With that in mind, she said the 2,000-square-foot structure is for sale for $20,000. But whoever purchases it has to move it off the property. It appraised for $98,000, she said.
‘It’s got 12-foot ceilings in it,’ Schmidt said. ‘Some people like that, some don’t.’
She said the golf course property was listed in real estate but nothing happened. Now, it’s being held to see who buys the factory and its accompanying buildings.
The factory is on a sanitary sewer system and has natural gas available.
Schmidt said they’ve also cleaned up all the environmental issues related to the property.
‘We’re going out on top,’ she said. ‘We aren’t leaving a mess. Everything is going to be cleaned up; everything is paid for. We’re just ready to move on.’
An online only auction is up now on with equipment and machinery up for bid. The auction will end April 15.
It was truly a family affair at Schmidt Cabinets. John Henry Schmidt and John Calvin (Callie) Schmidt started the company with Oddas Schmidt joining six months later.
Callie Schmidt did the shop drawings by hand from the beginning. Now, at 91-1/2, he still is as sharp as a tack, according to Jonni Schmidt (Callie’s daughter).
About eight months ago, Jonni Schmidt said she had a problem on a job she just couldn’t figure out.
‘I took it over to him, told him here’s the problem, can you figure it out,’ she said. ‘In about 20 minutes, he had it. I already spent half a day on it.’
She said her father hates to see it all come to an end.
‘But, 60 years is a good run,’ she said. ‘That’s something to be proud of.’
The company’s last day was Feb. 22.
Jonni’s brother Jeff and cousins Mike and Lori Schmidt all joined the company from 1972 on.
Jonni’s son, John Anthony (Tony) Beavers, and Jeff’s son, Ryan, also worked for years at the factory before moving on to Magna Seating and Ford Motor Co., respectively.
At its busiest, Schmidt Cabinets had four plants with ones in Marengo, Hardinsburg and English accompanying the New Salisbury site.
It started by making bedroom furniture and tables and then progressed to cabinets for the kitchen, bathroom and laundry room.
‘Then from there it became cabinetry and furniture for every room of your home,’ Schmidt said. ‘At one time, we had eight lines of custom cabinets in a box ready to ship besides all the custom, per-home jobs we were doing.
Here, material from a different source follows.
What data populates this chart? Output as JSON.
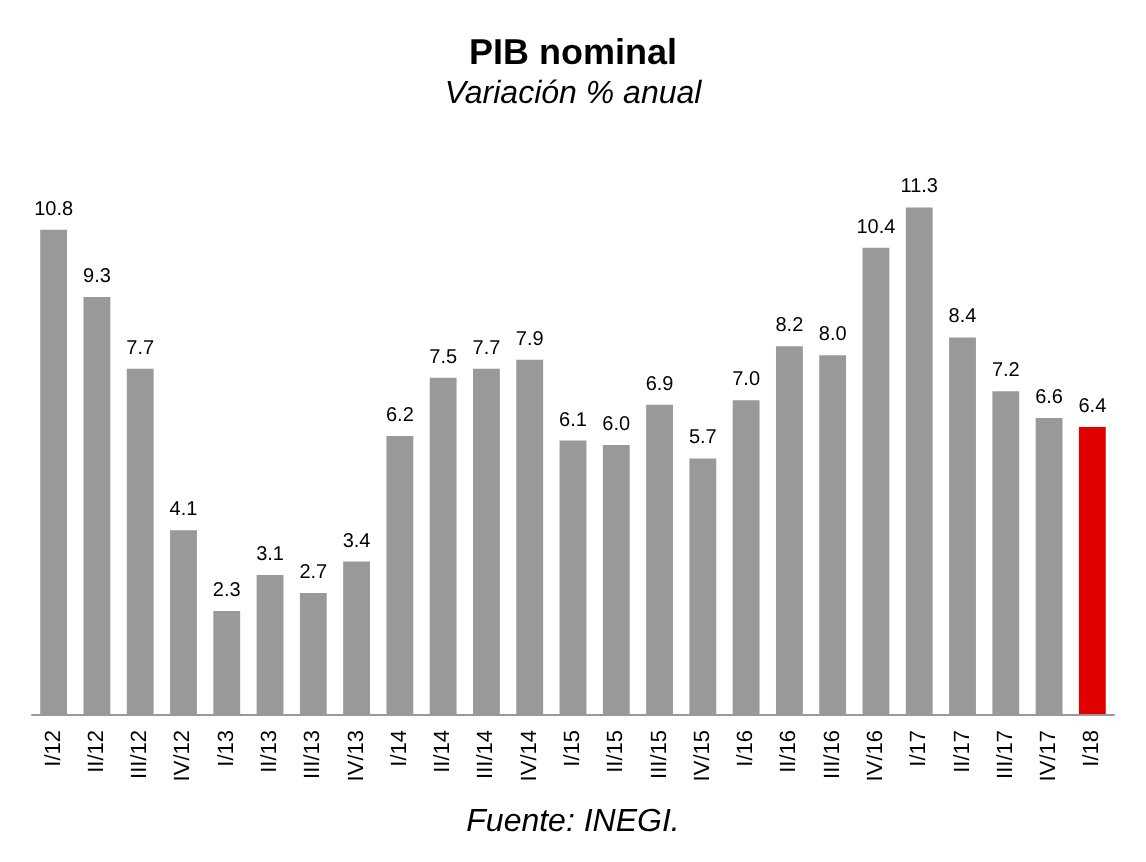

I can’t tell you how many kitchens we have sold over these 60 years, but it’s been thousands upon thousands.’
Schmidt Cabinets are in homes from Washington to Naples, Fla., and from Maine to Hawaii and in England, Spain, Peru, Cuba and Saudi Arabia, Schmidt said.
Besides family, the company had many key members, including Garry Brown, 52 years; Jerrell Wiseman, 47; Steve Fessel 46; Kevin Troutman, 14; Mark Rake, 20; Bobby Maymon, 42; Gene Westendorf, 32; Tom Jones, 36; Geneva Leonard, 34; Mike Manship, 45; Will Allen, 35; Stephanie Fessel, 20; and Jim Sampson, 52.
‘Jacob Bary and Mark Elrod hadn’t been here too many years, but we couldn’t have gotten along without them as well,’ Schmidt said.
Schmidt said she loved her job.
‘It’s been trying over the years but, all in all, I’ve loved the work,’ she said. ‘When you start in the summer and you’re 16 years old and have your whole life in front of you, you never think about becoming old. It’s just like life will be this way forever. … Where did the time go? They say time flies when you’re having fun, and no truer words have ever been spoken. To quote my dad, ‘It’s been a dandy’.’